Everyone has that colleague. The one who asks too many questions. Or moves too fast. Or won't stop talking about people. Or won't stop pushing for action.
What if they're not difficult—just different?
The Reframe
"Difficult" often means "works differently than me." What feels obstructive to you might be their strength:
"They always slow things down with questions" → They're being thorough (Reasoning)
"They can never make up their mind" → They're exploring possibilities (Creating)
"They waste time on relationships" → They're building trust (Relating)
"They rush through everything" → They're driving results (Doing)
The behavior that frustrates you is likely valued somewhere—and probably contributes something you miss.
Common "Difficult" Labels Decoded
"They're too negative"
Style translation: Probably Reasoning. They're identifying risks and flaws.
What they bring: Quality assurance, risk mitigation
How to work with them: Show you value their concerns. Include them in review phases.
"They're unrealistic"
Style translation: Probably Creating. They're generating possibilities without constraints.
What they bring: Innovation, fresh perspectives
How to work with them: Separate ideation from evaluation. Explore ideas before dismissing.
"They're too emotional"
Style translation: Probably Relating. They're attuned to people impact.
What they bring: Emotional intelligence, relationship maintenance
How to work with them: Acknowledge human dimensions. Value their people insights.
"They're too pushy"
Style translation: Probably Doing. They're driving toward completion.
What they bring: Execution, accountability, momentum
How to work with them: Be clear about timelines. Appreciate their drive for results.
The Self-Reflection Question
When someone frustrates you, ask:
- What's their likely style?
- What might they be contributing that I don't see?
- Is my frustration about them being wrong, or them being different?
- How would I adapt if I understood this as style difference?
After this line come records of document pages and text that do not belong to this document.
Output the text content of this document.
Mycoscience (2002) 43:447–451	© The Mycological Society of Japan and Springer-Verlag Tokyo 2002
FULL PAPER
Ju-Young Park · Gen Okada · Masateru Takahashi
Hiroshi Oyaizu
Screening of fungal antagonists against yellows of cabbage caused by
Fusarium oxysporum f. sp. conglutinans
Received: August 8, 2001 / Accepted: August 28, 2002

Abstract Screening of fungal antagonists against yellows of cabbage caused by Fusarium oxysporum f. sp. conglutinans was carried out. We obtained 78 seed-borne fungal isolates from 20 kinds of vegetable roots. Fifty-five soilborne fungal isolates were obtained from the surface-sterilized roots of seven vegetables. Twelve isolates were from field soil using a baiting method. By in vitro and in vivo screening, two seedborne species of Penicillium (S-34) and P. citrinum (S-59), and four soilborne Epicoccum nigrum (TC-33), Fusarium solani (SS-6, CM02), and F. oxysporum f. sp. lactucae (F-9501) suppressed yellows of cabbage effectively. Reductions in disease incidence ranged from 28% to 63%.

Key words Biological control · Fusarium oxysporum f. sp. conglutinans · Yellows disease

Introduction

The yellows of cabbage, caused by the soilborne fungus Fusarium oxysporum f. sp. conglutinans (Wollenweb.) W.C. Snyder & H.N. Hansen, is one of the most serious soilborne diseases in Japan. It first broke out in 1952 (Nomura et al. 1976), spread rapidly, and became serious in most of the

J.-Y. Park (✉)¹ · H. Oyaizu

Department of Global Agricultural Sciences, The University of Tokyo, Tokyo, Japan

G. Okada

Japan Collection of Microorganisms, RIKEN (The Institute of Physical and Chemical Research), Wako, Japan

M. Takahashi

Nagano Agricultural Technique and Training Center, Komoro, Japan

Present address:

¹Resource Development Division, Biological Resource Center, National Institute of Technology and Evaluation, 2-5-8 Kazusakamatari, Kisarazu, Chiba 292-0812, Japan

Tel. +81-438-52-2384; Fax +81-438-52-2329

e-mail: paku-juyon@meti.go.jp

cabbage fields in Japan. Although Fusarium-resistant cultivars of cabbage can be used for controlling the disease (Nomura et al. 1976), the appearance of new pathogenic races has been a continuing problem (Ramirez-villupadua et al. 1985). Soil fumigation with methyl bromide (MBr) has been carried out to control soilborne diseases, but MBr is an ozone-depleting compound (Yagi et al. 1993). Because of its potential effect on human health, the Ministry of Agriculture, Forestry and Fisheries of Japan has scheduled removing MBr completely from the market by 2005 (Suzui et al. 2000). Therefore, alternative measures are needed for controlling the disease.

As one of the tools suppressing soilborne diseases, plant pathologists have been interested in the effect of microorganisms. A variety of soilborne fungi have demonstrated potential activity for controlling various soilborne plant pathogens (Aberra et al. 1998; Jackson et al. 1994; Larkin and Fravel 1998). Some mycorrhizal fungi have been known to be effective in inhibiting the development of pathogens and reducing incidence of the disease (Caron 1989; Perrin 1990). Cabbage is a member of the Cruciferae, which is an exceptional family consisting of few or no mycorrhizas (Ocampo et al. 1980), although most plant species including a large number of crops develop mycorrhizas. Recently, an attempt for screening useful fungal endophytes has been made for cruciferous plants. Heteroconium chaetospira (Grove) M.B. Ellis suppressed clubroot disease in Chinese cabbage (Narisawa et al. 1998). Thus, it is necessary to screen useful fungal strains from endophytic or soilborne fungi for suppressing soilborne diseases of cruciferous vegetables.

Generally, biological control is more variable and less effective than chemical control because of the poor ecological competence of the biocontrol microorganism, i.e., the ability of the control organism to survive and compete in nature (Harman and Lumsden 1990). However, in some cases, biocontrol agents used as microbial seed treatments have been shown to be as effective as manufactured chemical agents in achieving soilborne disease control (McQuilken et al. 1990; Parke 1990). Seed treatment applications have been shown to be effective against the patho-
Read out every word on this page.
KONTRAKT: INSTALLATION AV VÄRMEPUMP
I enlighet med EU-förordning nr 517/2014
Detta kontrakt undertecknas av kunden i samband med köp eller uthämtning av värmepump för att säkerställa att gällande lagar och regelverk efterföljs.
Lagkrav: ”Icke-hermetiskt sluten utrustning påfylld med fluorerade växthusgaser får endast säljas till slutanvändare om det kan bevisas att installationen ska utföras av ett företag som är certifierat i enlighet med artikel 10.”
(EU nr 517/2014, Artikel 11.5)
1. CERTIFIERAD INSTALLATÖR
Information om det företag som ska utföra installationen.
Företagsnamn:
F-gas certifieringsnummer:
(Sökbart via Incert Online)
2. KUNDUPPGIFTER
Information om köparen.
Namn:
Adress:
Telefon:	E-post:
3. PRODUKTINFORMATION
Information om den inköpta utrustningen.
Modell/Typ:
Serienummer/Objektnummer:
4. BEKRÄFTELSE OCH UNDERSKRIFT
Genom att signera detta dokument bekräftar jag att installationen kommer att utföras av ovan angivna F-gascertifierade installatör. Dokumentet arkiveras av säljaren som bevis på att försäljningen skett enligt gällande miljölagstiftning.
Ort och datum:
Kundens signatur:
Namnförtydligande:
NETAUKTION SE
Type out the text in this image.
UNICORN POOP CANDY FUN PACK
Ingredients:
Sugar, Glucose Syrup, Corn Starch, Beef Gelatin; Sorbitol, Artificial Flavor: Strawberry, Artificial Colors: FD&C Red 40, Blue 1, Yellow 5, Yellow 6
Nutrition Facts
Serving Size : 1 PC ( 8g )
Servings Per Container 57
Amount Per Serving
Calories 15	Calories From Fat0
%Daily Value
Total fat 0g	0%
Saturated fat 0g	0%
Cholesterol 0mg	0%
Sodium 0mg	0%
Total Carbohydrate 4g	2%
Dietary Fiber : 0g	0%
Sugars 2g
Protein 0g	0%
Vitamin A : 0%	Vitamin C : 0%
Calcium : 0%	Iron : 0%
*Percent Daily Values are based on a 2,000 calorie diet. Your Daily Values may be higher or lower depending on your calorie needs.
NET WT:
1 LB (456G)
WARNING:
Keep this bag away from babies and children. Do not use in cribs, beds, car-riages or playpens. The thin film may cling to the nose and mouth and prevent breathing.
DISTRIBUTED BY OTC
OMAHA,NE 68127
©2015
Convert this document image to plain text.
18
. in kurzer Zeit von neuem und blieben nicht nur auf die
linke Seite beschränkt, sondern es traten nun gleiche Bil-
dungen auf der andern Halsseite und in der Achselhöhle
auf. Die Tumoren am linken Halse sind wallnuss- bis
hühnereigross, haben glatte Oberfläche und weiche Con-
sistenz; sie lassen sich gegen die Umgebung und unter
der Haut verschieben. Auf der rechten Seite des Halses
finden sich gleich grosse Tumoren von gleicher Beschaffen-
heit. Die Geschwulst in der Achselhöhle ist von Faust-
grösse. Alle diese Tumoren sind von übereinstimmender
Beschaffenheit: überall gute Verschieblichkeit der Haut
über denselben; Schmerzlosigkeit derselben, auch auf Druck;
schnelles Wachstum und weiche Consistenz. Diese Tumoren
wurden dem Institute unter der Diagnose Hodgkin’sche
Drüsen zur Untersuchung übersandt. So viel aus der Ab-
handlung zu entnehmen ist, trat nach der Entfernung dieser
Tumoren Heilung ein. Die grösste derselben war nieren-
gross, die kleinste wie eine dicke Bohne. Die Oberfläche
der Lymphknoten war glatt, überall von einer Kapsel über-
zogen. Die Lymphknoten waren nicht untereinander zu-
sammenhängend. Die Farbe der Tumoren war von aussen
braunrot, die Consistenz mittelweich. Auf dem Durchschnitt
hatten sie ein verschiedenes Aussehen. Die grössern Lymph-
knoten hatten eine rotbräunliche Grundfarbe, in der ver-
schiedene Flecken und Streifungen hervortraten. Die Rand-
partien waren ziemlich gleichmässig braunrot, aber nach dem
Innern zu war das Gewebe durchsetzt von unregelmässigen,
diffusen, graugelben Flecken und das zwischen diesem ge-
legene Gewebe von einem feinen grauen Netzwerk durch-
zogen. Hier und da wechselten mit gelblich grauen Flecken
From Frustration to Collaboration
Step 1: Identify the style
Based on their behavior, what style are they likely operating from?
Step 2: Recognize the value
What does their style contribute that yours might not?
Step 3: Identify the friction
Where does their style clash with yours? What specifically bothers you?
Step 4: Design the bridge
How can you collaborate in ways that serve both styles?
What This Doesn't Mean
Style understanding doesn't mean:
- Tolerating genuinely bad behavior
- Excusing poor performance
- Avoiding necessary conversations
- Pretending everything is fine
Some people are actually difficult, regardless of style. But many aren't—they're just different. Knowing which is which matters.
The Transformation
When you reframe through style:
- Frustration decreases (it's not personal)
- Curiosity increases (what can they teach me?)
- Collaboration improves (I know how to work with them)
- Relationships strengthen (I see their value)
The difficult colleague might become a valued complement—once you understand what makes them tick.